By New Deal Democrat
This is the second part of my 2016 forecast. I withheld this until I had necessary information from the 4th Quarter GDP report. In the first part, I forecast weakness this winter into spring as hopefully excess inventory is liquidated and the industrial recession induced by the strong US$ bottoms.
Geoffrey Moore, who for decades published the Index of Leading Indicators, and founded the Economic Cycle Research Institute (ECRI) in 1993, wrote Leading Economic Indicators: New Approaches and Forecasting Records describing and explaining what he called "long leading indicators," that is, economic metrics that reliably turn a year or more before the onset of a recession. He identified 4:
- housing permits and starts
- corporate bond yields
- real money supply
- corporate profits
A variation of the above is Paul Kasriel's "foolproof recession indicator," which combines real money supply with the yield curve, i.e., the difference in the interest rate between short and long-term treasury bonds. This turns negative a year or more before the next recession about half of the time.
Another long leading indicator has been described by UCLA Prof. Edward E. Leamer who has written that "Housing IS the Business Cycle." In that article, he identified real residential investments as a share of GDP as an indicator that typically turns at least 5 quarters before the onset of a recession.
Finally, Doug Short has identified real retail sales per capita as another important metric. This metric tops out at least a year before the onset of a recession about half of the time.
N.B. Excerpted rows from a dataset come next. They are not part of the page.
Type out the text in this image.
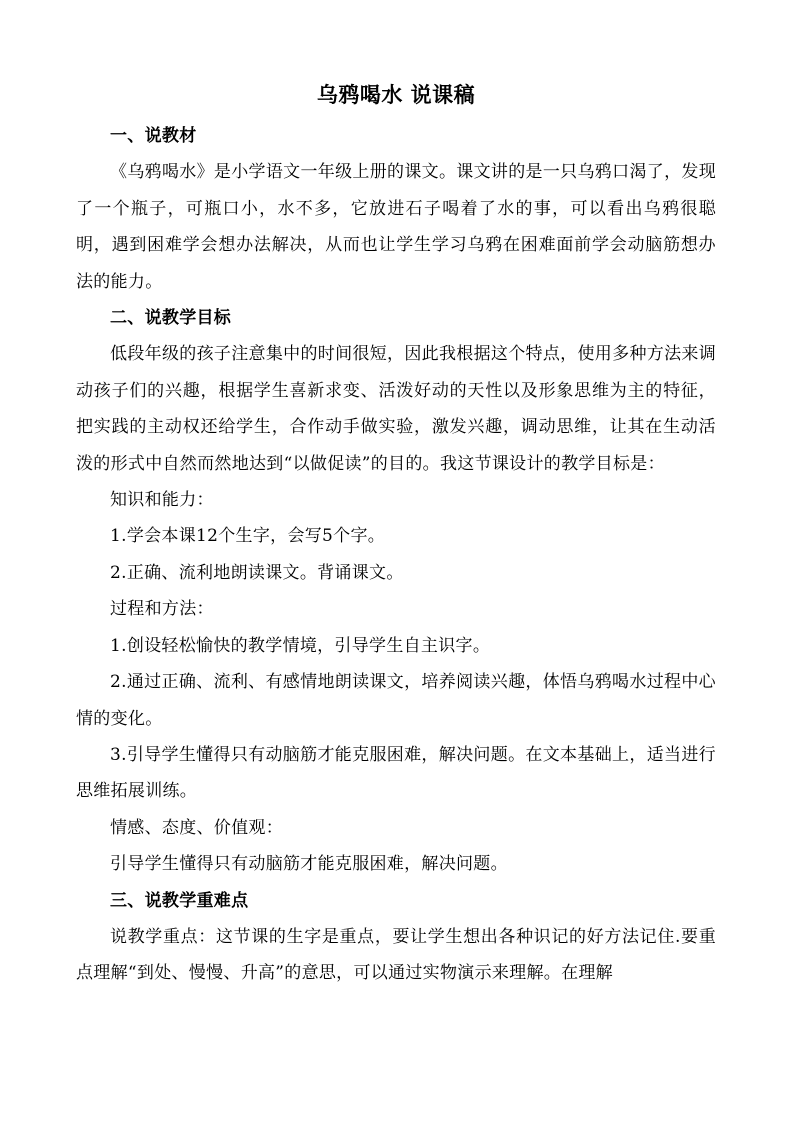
乌鸦喝水 说课稿

一、说教材

《乌鸦喝水》是小学语文一年级上册的课文。课文讲的是一只乌鸦口渴了，发现了一个瓶子，可瓶口小，水不多，它放进石子喝着了水的事，可以看出乌鸦很聪明，遇到困难学会想办法解决，从而也让学生学习乌鸦在困难面前学会动脑筋想办法的能力。

二、说教学目标

低段年级的孩子注意集中的时间很短，因此我根据这个特点，使用多种方法来调动孩子们的兴趣，根据学生喜新求变、活泼好动的天性以及形象思维为主的特征，把实践的主动权还给学生，合作动手做实验，激发兴趣，调动思维，让其在生动活泼的形式中自然而然地达到“以做促读”的目的。我这节课设计的教学目标是：

知识和能力：

1.学会本课12个生字，会写5个字。

2.正确、流利地朗读课文。背诵课文。

过程和方法：

1.创设轻松愉快的教学情境，引导学生自主识字。

2.通过正确、流利、有感情地朗读课文，培养阅读兴趣，体悟乌鸦喝水过程中心情的变化。

3.引导学生懂得只有动脑筋才能克服困难，解决问题。在文本基础上，适当进行思维拓展训练。

情感、态度、价值观：

引导学生懂得只有动脑筋才能克服困难，解决问题。

三、说教学重难点

说教学重点：这节课的生字是重点，要让学生想出各种识记的好方法记住.要重点理解“到处、慢慢、升高”的意思，可以通过实物演示来理解。在理解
That gives us a total of 7 long leading indicators. All of these economic series have a long-term history of turning a year or more before a recession. Let's look at them:
Friday's GDP report included 4th quarter real private residential investments (Leamer's indicator). These continued to increase as a percent of GDP, as well as absolutely:
Housing permits are thrown off somewhat by the spike last June due to the expiration of a housing subsidy program in NYC. This did not affect single-family permits. Below, I show single-family permits, and permits ex-NY:
Single-family permits made an expansion high in December, all permits ex-NY in November:
The bottom line is, housing remained positive in the 4th quarter.
CORPORATE BOND YIELDS:
With the sole exception of the 1981 "double-dip," corporate bond yields have always made their most recent low over 1 year before the onset of the next recession. Corporate bonds most recently made a confirmed low 3 years ago. BAA-rated corporate bonds equaled that low, but AAA-rated bonds did not:
Since more than 1 year has passed since even the most recent BAA low, I am scoring this a negative.
REAL MONEY SUPPLY:
No recession has ever started without at least real M1 or real M2, minus 2.5%, turning negative. Here's where they stand now:
These remain relentlessly positive.
When Corporate profits, and their close GDP relative, Proprietors' Income, turn negative, businesses slow and stop hiring, and if the condition persists, start laying people off. We won't have corporate profits for the 4th quarter until at least one more month, but Proprietors' income was reported Friday as part of the advance GDP report, and here it is (blue), along with corporate profits through Q3 (red):
Proprietors' income has continued to increase slowly, while corporate profits did fall in 2015. This is a mixed signal for now.
THE YIELD CURVE:
This is an excellent long range forecasting tool in times of inflation. Typically, a recession begins after the Fed raises rates to combat inflation, sufficiently so that the yield curve inverts.
The yield curve remains very positive now. Still, the yield curve did not invert during the deflationary 1930s and low-flation 1940s, and several recessions happened anyway, so while I am including it, I suspect this is the long leading indicator most likely to signal falsely before the next recession.
REAL RETAIL SALES PER CAPITA:
These peaked a year in advance of both of the last two recessions. Here's what they look like now:
They may have peaked in the 4th quarter, as shown in the close-up of the last year, but of course, it is too soon to tell:
For now, this is a qualified positive.
So, to summarize:
There is only one negative: corporate bond yields.
Positives include housing, real money supply, the yield curve, and with some qualification real retail sales per capita.
Corporate profits vs. proprietors' income are mixed.
This result is not as clear cut as in previous years, not just because there are some mixed signals, but also because it is clear that the strength of the US$ can overwhelm other indicators, and I have no framework to forecast its direction this year. So, while the positives sufficiently outweigh the negatives for me to forecast that the domestic US economy will remain in expansion until the end of 2016, you can throw this forecast into the dumpster if the US$ appreciates at 10% or more YoY as it has since late 2014.